= Proceed, Moon =

Proceed, Moon: Fantasy for Orchestra is an orchestral composition by the American composer Melinda Wagner. The work was Wagner's third commission from the Chicago Symphony Orchestra, which first performed the piece under the conductor Susanna Mälkki at the Symphony Center, Chicago, on June 15, 2017. Wagner dedicated the score to Mälkki and the Chicago Symphony Orchestra.

==Composition==
Proceed, Moon has a duration of approximately 18 minutes and is cast in a single movement. The title of the piece is a quote from William Shakespeare's A Midsummer Night's Dream, though the composer noted that it has no programmatic meaning.

===Instrumentation===
The work is scored for a large orchestra consisting of three flutes (3rd doubling piccolo), three oboes (3rd doubling English horn), two clarinets, bass clarinet, bassoon, contrabassoon, four horns, three trumpets, two trombones, bass trombone, tuba, timpani, four percussionists, harp, piano, celesta, and strings.

==Reception==
Reviewing the world premiere, Lawrence A. Johnson of the Chicago Classical Review called Proceed, Moon "a strong, audacious and compelling work," despite criticizing the score's duration and some of its effects.

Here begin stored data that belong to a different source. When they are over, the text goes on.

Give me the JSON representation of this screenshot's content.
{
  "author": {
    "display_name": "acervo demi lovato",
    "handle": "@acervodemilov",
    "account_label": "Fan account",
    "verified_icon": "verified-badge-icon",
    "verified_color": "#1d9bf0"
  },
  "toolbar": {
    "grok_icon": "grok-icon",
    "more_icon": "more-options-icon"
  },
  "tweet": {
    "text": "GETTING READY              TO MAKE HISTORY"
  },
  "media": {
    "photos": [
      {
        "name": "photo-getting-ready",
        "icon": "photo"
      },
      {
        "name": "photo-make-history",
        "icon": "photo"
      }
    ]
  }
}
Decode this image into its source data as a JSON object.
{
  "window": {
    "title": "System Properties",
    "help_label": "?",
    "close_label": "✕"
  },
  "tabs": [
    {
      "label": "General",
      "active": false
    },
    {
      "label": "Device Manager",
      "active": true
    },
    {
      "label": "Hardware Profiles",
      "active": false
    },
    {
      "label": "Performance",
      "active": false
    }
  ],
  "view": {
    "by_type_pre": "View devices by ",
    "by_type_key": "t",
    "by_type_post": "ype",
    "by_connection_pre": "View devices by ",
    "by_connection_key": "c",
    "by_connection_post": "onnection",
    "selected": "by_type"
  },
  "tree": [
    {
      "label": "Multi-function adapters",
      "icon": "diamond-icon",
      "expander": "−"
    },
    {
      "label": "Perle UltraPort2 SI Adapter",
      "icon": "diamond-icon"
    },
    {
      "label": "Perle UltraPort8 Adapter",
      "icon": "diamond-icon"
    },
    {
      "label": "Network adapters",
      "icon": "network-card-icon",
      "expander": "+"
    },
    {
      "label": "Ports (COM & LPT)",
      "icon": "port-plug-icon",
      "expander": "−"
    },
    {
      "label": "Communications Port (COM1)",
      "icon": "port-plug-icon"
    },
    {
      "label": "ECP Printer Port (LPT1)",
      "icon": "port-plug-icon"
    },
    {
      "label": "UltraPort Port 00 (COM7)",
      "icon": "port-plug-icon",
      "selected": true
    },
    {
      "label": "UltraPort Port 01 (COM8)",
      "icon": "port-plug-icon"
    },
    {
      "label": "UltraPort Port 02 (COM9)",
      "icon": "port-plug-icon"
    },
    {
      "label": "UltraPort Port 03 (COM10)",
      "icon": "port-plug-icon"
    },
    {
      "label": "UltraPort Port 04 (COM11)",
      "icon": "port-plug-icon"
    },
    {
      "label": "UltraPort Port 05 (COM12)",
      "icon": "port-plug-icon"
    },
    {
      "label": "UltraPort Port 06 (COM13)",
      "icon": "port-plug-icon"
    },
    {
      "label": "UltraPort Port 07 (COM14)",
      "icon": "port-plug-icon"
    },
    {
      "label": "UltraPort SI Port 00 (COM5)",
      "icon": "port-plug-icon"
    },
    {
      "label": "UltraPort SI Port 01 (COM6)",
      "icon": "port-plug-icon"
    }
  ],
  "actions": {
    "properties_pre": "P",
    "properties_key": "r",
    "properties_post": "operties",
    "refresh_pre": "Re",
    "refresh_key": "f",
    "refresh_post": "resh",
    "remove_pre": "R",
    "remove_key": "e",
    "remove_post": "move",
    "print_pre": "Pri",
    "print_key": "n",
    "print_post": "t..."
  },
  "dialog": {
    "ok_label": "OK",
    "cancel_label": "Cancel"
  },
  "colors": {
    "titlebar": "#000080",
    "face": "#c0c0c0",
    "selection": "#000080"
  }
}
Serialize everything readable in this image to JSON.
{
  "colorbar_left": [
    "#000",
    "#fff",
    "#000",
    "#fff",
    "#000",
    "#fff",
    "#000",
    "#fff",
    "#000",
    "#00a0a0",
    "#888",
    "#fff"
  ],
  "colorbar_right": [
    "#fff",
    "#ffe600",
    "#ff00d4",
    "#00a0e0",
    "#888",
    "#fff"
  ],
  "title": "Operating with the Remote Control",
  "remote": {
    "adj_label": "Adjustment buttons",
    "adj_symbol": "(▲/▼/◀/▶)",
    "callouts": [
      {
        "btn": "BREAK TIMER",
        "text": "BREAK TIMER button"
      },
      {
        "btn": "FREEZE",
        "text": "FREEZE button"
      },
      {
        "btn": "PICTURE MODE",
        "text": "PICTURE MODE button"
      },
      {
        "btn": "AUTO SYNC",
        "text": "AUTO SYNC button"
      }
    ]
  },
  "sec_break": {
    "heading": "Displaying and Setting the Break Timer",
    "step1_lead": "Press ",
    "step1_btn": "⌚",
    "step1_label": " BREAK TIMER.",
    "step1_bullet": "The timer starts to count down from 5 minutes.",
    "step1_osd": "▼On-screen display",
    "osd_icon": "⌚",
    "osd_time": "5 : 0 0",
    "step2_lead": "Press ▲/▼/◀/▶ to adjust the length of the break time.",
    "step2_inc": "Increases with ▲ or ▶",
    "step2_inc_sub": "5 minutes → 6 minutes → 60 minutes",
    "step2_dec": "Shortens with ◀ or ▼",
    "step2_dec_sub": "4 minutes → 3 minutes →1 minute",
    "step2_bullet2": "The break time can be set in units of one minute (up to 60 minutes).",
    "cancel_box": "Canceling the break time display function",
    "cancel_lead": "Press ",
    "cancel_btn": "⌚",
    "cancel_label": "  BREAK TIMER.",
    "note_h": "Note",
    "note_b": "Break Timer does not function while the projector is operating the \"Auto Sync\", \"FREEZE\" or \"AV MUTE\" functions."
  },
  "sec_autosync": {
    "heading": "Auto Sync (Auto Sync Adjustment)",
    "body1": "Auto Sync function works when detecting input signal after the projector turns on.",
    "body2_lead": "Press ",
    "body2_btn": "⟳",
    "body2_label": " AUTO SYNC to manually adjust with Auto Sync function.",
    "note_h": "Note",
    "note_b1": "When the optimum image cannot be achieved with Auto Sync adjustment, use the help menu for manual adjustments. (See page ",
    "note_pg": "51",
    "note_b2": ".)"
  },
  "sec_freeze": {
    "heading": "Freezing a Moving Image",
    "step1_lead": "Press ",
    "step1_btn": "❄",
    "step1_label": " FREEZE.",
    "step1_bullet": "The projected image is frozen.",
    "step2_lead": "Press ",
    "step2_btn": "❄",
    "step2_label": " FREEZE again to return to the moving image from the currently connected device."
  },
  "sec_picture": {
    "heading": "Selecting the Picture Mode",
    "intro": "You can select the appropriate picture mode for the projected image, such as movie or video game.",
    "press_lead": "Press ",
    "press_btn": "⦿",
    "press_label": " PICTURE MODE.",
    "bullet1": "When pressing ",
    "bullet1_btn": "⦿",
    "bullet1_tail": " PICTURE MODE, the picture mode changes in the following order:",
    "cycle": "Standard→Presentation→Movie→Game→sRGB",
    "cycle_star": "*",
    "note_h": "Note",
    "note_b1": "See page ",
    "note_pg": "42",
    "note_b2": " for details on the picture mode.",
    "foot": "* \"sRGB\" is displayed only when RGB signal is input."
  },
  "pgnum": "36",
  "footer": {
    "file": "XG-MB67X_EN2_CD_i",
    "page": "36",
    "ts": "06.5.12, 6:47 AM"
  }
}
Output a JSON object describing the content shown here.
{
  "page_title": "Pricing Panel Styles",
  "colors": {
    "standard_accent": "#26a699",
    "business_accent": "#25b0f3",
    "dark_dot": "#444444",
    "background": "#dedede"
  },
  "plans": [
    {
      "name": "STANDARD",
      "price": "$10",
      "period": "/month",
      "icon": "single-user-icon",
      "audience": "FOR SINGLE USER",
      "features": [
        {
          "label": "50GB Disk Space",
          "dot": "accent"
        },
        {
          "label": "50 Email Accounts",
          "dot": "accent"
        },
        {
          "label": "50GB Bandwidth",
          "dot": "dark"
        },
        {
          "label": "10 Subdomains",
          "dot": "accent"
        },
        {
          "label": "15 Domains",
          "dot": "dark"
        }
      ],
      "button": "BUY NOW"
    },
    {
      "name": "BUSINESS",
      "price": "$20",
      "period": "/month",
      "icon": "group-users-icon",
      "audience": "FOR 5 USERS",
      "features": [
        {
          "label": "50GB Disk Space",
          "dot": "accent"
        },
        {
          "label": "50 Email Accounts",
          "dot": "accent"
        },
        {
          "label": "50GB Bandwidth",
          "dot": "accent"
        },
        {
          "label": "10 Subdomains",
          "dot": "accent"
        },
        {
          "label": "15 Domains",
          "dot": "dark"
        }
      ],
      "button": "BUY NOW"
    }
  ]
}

Alan Artner of the Chicago Tribune wrote:
At Thursday's final rehearsal, Wagner described the score in the terms of a tracking shot on a city street. People pass in and out of a primary figure's sphere of influence, giving the sense of hurtling activity. The atmosphere is decidedly urban, bustling and with an underlying tug of melancholy. A kind of resolution comes from a surprise electronic component I should not spoil. This works less well than Wagner intended. But Malkki and the orchestra successfully conveyed the work's intense drive as well as personal, uneasily twinkling calm.